Boone fielded questions of all sorts from the guests. From elementary school students asking him how much he can lift, to older generations asking tough questions about his experience with alcohol, Boone didn't hesitate to interact with the audience.
He appreciated the wide age range of listeners and especially was grateful for a chance to share his story with the youth.
"These kids, they think, 'It's never going to happen to me.' Well, the first time you do it, you don't know what's going to happen," Boone said. "I just wanted to tell them, 'Listen – you all need to wait. You're too pure, you're too good of kids to be doing stupid [stuff] like that. Stay away from it. No good's going to come from it."

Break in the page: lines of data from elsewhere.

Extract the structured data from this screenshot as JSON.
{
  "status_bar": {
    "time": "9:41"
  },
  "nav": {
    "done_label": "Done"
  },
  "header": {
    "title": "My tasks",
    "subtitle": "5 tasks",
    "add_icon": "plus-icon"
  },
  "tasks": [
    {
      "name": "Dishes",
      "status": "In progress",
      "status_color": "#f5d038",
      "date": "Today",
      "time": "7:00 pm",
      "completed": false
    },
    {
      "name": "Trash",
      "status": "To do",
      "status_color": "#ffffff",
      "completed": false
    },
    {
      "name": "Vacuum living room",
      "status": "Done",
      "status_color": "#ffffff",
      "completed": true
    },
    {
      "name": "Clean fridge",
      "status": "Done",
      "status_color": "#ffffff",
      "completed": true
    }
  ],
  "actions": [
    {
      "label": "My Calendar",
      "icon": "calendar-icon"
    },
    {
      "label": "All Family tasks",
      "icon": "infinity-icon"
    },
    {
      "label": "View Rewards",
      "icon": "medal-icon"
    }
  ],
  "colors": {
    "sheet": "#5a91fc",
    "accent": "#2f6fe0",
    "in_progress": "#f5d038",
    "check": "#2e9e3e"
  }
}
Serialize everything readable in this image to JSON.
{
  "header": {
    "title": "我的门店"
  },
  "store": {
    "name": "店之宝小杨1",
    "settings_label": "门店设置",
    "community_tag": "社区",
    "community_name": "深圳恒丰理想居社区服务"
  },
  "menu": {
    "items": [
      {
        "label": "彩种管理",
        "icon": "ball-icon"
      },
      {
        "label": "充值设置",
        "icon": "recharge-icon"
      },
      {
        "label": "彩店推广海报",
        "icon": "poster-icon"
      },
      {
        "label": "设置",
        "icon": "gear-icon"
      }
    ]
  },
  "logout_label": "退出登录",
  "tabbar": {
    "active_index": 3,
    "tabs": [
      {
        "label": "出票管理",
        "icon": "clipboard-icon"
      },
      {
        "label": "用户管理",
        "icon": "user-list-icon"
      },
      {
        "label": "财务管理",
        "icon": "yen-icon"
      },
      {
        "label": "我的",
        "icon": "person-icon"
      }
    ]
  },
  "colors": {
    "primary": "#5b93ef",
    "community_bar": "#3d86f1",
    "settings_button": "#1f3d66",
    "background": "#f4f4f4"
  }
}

Entering his second season in Purple after signing with the Vikings as a free agent in 2016, Boone isn't one to sugarcoat things in the locker room.
Similarly, his approach to the Gila River Indian Community was a direct one, albeit knowing it would be a difficult topic for a number of people in the room. Boone said he was especially impacted by an older woman who told him that her son passed away in 2016 as a result of alcoholism. He was 25.
"[That] hit home for me," Boone said. "She was basically applauding me for not being too much of a man and getting help.
"At the end of the day, we don't know how [addiction] touches people, but I know it touches everybody in some way," Boone continued. "When I heard that, my heart broke for her. You could tell she was very distraught, and I gave her a hug. But sometimes people need to hear the truth."
Pico, who has worked in player development for the Vikings since 2005, was proud to see that side of Boone and hear him share such a personal and powerful story.
He believes that Boone's authenticity helped drive the point home for so many community members.
"It almost cost him his life, and it almost cost him his family, which is the most important thing in the world to him," Pico said of Boone, who is now married with three children. "So many people came up and said, 'We're so glad he spoke from the heart.' "
Community counselors and local law enforcement approached Pico following the presentation and said that Boone "did more in 45 minutes of talking" than they felt they had accomplished in a year's worth of work.
"My brother Brad said that the next day, that was the talk of the community," Pico said. "It's all they talked about, was this issue. It was a good thing."
When Boone dons his jersey, laces his cleats and takes the field on Sundays, his goal is to protect the quarterback and help win games.
Off the field, however, his goal is to use his past as a way to help the future of others. His mission was accomplished in Sacaton, Arizona.
"I love the platform that I have through football," Boone said. "There are so many people who will listen to you because you do play in the NFL and they want to hear what you have to say.
"Maybe at first it doesn't hit right away, but later on it's going to hit home. I think that's such a great thing," Boone added.